More immediately and surprisingly, I learned that the Crucible itself was NOT of Prothean origin. Much as we had learned of it from them, the Protheans had found plans for the Crucible from the species who had been extinguished 50,000 years before them, who in turn had learned of it from their own predecessors. This cycle has been going on for a very long time, and I can understand why the Prothean is skeptical that we might be the race that finally breaks free. I'll show him, though! I'll show them all!

First of all, I need to show Cerberus. There's a very frustrating case of forced failure at the end of your time in Thessia, when Kai Leng shows up with a gunship, shoots up your team, and takes the Prothean artifact. I re-played the fight three times and am pretty sure that the game doesn't let you beat him; it switches to a cut-scene once you get his health low enough. It's a bit glaring just compared to the incredible flexibility of the rest of the game, which has multiple possible outcomes for pretty much every encounter. It's also a big part of the reason why I think I'm heading to the endgame: dramatically, this feels like a late-game twist.

And, that's where I am at the moment. Just need to finish a bunch more simple fetch quests and then I'll take my vengeance!

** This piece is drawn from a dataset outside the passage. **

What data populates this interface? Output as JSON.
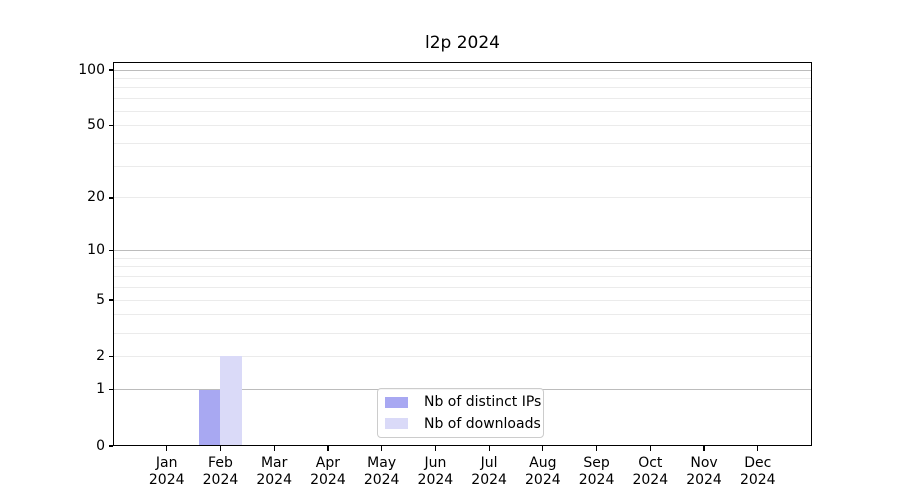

Yet another reason why I think I'm near the end: my Effective Military Strength is getting awfully high. I don't know exactly what the maximum is, but I'm getting close to 7,000, with a 100% Galaxy at War readiness rating. It looks like the "minimum" (I presume to get the worst ending) is just around 2,000, and my bar has been completely filled since around the time I reached 5,000, so further improvements to that score aren't even registering anymore. I'm sure I'll continue to play multiplayer until I finish the single-player game, but it's nice to feel like I have some breathing room so I don't need to worry too much about the score slipping a bit.

Let's keep on pushing. Once more unto the breach, dear friends!